Suara.com - Isu rasisme di Indonesia masih kerap terjadi hingga saat ini. Tak jarang, tindakan rasis yang menyasar etnis atau ras tertentu kerap berujung pada konflik yang panjang buntutnya.
Wakil Ketua Eksternal Komnas HAM, Amiruddin Al-Rahab dalam diskusi daring bertajuk 'Mencari Solusi Menangani Perikalu Rasis di Indonesia' mengatakan, munculnya kasus rasisme kerap diembuskan oleh para pelaku politik identitas.
"Orang-orang yang ingin menjalankan politik identitas merasa ada ketunggalan dalam identitas, selalu ingin memaksakan satu cara berpikir bahwa identitas itu tunggal," kata Amiruddin, Kamis (11/2/2021) sore.
Amiruddin memaparkan, perilaku tersebut kerap muncul karena banyak orang atau individu tertentu berpikir berada dalam ruang identitas yang tunggal. Akibatnya, jika ada identitas lain di luar identitasnya dianggap sesuatu yang asing.
Atas hal tersebut, selalu muncul upaya untuk menunjukkan supremasi atas identitas yang lain. Padahal, lanjut Amiruddin, individu atau suatu kelompok tidak pernah berdiri secara tunggal.
"Dia bisa berubah dan banyak orang itu punya identitas. Dia bisa pakai di tempat yang berbeda-beda. Misalnya seseorang bisa saja dia ras tertentu dengan etnis berbeda. Ras sama etnis berbeda kan bisa terjadi," jelas dia.

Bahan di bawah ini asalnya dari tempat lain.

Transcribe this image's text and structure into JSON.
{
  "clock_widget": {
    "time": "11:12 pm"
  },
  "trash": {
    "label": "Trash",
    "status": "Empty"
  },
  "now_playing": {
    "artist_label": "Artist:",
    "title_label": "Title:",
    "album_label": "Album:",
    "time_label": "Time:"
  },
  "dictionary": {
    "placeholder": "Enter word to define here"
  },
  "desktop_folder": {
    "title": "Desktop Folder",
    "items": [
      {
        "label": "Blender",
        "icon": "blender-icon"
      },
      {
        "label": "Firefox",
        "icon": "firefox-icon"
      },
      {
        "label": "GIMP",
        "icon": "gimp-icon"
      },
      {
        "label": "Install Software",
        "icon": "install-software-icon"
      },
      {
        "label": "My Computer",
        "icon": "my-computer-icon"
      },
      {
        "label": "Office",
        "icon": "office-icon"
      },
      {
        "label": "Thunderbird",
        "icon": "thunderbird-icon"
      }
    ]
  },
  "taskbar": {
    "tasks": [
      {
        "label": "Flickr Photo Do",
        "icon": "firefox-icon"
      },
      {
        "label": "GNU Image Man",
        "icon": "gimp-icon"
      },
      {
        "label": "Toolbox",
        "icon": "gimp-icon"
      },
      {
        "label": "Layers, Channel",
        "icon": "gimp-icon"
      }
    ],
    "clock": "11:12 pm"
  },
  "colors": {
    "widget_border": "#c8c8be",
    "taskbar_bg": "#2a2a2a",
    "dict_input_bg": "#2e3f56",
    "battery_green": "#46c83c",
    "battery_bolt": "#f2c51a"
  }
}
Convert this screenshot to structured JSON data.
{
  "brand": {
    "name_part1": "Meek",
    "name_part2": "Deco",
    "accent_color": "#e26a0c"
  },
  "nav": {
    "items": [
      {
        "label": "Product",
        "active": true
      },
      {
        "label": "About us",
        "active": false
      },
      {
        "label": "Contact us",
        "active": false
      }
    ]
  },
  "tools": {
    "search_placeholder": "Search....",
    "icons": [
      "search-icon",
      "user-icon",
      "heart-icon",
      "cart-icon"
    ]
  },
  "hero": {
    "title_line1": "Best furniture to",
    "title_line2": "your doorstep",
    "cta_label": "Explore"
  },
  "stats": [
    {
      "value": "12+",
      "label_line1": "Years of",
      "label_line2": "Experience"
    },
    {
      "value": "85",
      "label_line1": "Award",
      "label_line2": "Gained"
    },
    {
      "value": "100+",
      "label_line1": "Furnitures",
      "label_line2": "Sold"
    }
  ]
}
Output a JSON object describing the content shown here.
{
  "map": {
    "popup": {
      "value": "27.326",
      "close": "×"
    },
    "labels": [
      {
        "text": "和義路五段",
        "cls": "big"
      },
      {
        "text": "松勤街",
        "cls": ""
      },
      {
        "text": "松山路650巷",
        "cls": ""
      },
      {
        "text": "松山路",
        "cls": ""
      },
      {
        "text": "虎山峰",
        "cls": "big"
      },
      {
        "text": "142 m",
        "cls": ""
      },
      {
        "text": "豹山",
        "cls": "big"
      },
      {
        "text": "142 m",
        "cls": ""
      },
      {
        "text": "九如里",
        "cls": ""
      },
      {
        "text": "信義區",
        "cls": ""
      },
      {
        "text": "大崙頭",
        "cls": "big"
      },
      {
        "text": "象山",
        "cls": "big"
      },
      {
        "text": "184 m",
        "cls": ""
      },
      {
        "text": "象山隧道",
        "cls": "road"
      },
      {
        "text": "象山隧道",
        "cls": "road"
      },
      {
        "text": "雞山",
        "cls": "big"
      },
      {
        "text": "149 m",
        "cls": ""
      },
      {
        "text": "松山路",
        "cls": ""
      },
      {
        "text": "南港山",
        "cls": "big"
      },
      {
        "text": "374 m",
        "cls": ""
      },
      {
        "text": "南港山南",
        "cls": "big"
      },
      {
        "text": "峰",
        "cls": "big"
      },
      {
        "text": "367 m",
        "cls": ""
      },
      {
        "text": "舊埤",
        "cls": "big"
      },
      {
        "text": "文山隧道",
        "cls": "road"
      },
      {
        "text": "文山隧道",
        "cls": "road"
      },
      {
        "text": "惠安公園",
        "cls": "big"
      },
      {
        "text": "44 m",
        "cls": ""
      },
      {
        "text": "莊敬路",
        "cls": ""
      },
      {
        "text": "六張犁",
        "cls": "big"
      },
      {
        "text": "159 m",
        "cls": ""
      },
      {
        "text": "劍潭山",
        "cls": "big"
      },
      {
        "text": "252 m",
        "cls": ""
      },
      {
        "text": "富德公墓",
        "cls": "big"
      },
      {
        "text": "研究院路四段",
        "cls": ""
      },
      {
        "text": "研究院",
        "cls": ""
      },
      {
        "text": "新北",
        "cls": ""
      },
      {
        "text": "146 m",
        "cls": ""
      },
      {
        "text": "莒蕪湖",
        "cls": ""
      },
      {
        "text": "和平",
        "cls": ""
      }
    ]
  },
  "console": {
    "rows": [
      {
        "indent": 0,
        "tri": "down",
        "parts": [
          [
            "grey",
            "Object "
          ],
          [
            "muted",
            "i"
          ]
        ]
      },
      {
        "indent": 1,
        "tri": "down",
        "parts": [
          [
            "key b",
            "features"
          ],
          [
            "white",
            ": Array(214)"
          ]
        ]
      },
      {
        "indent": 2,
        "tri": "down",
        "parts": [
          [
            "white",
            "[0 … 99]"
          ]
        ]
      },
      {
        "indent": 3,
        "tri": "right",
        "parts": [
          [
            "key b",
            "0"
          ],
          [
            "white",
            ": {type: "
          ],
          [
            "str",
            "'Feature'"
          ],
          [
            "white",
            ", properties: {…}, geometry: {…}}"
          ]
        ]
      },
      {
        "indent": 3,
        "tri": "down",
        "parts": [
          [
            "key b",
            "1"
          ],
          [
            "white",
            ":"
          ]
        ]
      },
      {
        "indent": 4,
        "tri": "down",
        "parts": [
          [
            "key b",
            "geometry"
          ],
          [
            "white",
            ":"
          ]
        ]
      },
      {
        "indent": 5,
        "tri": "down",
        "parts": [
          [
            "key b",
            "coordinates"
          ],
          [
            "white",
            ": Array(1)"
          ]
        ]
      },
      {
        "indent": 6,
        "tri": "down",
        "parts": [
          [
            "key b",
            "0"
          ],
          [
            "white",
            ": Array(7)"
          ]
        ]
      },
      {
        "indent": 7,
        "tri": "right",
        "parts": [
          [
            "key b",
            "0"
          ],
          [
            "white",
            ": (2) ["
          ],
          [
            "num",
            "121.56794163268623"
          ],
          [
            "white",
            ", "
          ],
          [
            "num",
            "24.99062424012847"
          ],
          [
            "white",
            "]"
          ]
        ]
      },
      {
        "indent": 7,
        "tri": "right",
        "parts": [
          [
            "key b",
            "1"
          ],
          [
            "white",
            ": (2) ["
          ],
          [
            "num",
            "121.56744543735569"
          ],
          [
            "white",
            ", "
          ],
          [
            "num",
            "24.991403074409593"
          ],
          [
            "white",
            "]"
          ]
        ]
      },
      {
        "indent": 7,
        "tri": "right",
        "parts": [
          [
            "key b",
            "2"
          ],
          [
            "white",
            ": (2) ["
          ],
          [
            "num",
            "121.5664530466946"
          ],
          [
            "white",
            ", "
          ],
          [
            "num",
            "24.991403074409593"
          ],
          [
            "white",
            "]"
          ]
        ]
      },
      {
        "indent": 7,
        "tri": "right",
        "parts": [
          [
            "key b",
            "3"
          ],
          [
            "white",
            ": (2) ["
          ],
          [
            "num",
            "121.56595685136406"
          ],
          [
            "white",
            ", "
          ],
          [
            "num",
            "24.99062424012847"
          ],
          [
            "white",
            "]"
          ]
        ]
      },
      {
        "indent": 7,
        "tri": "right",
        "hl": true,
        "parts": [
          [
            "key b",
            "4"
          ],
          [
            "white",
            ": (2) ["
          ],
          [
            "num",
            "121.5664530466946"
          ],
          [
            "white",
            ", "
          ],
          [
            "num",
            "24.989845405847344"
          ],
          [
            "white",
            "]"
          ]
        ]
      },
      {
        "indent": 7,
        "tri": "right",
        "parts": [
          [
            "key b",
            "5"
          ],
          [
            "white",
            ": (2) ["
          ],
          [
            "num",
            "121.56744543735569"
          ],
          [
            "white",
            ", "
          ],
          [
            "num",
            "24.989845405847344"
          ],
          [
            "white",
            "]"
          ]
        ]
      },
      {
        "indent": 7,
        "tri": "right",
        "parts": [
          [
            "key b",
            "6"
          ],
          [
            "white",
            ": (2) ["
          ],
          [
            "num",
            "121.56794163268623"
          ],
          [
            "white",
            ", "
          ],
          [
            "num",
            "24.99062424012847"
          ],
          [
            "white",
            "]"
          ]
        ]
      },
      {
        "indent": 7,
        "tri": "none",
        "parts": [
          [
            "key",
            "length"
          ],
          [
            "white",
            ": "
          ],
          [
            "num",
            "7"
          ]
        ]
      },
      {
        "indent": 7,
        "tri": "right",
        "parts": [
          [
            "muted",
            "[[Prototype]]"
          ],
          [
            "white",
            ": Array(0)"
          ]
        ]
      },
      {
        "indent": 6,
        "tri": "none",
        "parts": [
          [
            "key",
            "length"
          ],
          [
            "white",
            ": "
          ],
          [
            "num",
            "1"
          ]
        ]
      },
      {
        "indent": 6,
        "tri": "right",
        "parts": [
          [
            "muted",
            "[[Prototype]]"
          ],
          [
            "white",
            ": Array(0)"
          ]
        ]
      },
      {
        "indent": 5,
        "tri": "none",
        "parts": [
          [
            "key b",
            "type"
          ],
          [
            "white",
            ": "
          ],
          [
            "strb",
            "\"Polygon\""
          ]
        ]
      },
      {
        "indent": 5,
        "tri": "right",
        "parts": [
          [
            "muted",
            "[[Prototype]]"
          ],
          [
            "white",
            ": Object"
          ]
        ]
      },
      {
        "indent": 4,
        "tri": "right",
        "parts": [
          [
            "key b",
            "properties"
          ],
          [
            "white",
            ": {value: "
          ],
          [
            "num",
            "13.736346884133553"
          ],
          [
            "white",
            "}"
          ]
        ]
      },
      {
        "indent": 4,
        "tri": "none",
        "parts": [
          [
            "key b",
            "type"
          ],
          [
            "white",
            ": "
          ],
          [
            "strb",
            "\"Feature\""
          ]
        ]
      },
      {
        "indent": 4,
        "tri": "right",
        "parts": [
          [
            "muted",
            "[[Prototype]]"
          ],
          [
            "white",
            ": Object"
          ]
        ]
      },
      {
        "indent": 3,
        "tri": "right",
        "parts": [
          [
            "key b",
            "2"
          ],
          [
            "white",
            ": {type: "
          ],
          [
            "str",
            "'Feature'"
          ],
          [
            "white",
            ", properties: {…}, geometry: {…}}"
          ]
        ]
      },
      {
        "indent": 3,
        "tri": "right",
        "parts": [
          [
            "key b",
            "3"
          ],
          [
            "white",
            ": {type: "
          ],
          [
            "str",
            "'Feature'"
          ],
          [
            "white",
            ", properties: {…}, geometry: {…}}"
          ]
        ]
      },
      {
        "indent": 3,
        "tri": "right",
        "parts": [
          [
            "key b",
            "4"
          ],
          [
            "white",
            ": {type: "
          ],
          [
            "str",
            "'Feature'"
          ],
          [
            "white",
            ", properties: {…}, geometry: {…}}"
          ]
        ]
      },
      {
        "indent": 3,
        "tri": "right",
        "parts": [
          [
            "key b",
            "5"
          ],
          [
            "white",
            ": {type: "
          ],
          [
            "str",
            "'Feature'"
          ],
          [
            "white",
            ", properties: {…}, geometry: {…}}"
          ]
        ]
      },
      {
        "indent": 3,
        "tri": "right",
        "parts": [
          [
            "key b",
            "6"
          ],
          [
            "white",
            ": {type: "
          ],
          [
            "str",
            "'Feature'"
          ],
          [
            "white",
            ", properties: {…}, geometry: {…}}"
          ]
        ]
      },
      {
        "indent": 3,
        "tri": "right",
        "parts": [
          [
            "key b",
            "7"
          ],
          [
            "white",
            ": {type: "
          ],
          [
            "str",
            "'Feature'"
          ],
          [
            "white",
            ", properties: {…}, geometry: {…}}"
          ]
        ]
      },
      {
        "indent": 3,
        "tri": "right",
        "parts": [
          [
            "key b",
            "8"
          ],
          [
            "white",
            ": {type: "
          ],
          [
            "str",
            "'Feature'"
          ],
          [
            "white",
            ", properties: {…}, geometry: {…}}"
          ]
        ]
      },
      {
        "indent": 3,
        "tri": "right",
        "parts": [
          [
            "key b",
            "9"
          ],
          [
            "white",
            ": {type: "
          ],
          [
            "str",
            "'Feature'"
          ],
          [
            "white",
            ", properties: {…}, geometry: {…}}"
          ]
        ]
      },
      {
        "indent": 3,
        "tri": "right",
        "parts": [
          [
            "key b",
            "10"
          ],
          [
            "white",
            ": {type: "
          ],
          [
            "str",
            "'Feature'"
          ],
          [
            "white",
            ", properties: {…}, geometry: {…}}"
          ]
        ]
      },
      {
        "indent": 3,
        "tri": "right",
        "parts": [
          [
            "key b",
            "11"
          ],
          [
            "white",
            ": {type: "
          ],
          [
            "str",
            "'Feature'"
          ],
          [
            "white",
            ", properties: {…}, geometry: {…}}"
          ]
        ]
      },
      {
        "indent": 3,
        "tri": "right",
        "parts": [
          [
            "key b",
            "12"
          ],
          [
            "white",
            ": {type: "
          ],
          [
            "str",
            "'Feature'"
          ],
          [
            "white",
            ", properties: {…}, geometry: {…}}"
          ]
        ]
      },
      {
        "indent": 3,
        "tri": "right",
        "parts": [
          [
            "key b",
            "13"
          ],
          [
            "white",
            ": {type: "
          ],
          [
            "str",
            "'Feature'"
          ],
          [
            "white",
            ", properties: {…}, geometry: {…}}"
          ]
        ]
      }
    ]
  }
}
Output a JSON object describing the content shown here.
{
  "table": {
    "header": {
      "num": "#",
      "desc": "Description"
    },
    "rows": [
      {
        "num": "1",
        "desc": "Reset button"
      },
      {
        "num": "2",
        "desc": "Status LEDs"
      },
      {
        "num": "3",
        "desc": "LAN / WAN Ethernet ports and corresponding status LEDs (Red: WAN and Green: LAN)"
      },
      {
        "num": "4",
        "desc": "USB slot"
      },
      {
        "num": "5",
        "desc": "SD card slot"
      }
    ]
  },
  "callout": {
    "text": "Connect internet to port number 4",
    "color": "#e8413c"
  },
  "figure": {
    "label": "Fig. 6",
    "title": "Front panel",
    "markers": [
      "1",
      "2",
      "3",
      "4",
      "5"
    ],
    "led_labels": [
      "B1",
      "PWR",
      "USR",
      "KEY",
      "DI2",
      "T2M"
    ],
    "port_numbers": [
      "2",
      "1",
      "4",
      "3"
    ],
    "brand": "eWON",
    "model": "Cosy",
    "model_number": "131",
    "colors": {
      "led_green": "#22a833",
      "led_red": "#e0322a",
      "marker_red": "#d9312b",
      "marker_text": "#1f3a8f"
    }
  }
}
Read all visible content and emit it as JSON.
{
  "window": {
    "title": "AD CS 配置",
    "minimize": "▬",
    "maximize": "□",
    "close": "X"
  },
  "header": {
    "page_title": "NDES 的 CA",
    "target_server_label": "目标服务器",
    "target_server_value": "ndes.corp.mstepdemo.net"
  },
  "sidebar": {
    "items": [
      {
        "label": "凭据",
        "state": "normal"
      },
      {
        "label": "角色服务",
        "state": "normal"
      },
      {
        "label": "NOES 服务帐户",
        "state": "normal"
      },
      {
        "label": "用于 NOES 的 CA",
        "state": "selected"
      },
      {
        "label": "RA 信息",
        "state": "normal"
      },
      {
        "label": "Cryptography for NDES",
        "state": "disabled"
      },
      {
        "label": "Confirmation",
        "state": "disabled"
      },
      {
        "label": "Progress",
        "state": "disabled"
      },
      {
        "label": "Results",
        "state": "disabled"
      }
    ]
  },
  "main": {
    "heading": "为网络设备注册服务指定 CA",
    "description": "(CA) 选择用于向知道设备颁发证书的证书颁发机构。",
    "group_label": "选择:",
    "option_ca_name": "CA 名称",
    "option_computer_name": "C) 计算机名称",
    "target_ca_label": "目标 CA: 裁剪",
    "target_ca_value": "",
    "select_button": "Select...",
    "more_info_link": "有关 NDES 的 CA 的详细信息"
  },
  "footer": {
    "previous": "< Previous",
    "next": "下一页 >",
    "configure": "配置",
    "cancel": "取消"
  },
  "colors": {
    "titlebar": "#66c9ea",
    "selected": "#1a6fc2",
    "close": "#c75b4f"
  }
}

Mariana Amiruddin, Wakil Ketua Komnas Perempuan punya sudut pandang berbeda ketika berbicara isu rasisme. Dia pun menarik jauh pada akar terjadinya kasus rasisme yang kerap menggangu relasi-relasi di dalam masyarakat.
Akar terjadinya masalah rasisme berasal dari kolonialisme yang kemudian dikukuhkan oleh rezim Orde Baru. Di saat Soeharto memimpin negeri ini, beber Mariana, kerap terjadi perlakuan represif terhadap ras tertentu.
"Dan kemudian beberapa wilayah mengalami ketertinggalan yang menunjukkan diskriminasi dalam konteks pembangunan dan dan ekonomi," kata Mariana.
Baca Juga: Abu Janda - Natalius Pigai Berdamai, KNPI Tetap Tak Cabut Laporan Polisi
Penggunaan kata 'pribumi' dan 'non pribumi' misalnya. Dua kata itu adalah istilah yang diwariskan oleh kolonial yang kemudian mempertajam adanya tindakan diskriminasi terhadap ras atau etnis tertentu.
Mariana menyatakan, dua etnis atau ras yang kerap mengalami diskriminasi adalah Tionghoa dan Papua. Pasalnya, tindakan rasis terhadap dua etnis tersebut kerap melahirkan kebencian yang berulang, bahkan ketakutan secara kolektif yang dibangun oleh momen politik tertentu.
"Jadi ada kecenderungan terpola," kata dia.
Diskriminasi Fisik
Diskriminasi terhadap ras atau etnis tertentu kerap lahir dari ucapan atau ujaran yang merujuk pada warna kulit, juga jenis rambut. Mariana mengatakan, semua ciri biologis yang menjadi ujaran diskriminasi itu adalah bentuk perendahan martabat yang kemudian menimbulkan penindasan dan konflik.
"Misanya istilah kulit utih disebut sebagai tidak berwarna, sementara yang lain berwarna. Ini menunjukkan bahwa kulit putih juga warna. Tapi kita bisa merasakan ada supremasi dimana bahwa kulit putih itu adalah yang unggul," ujar dia.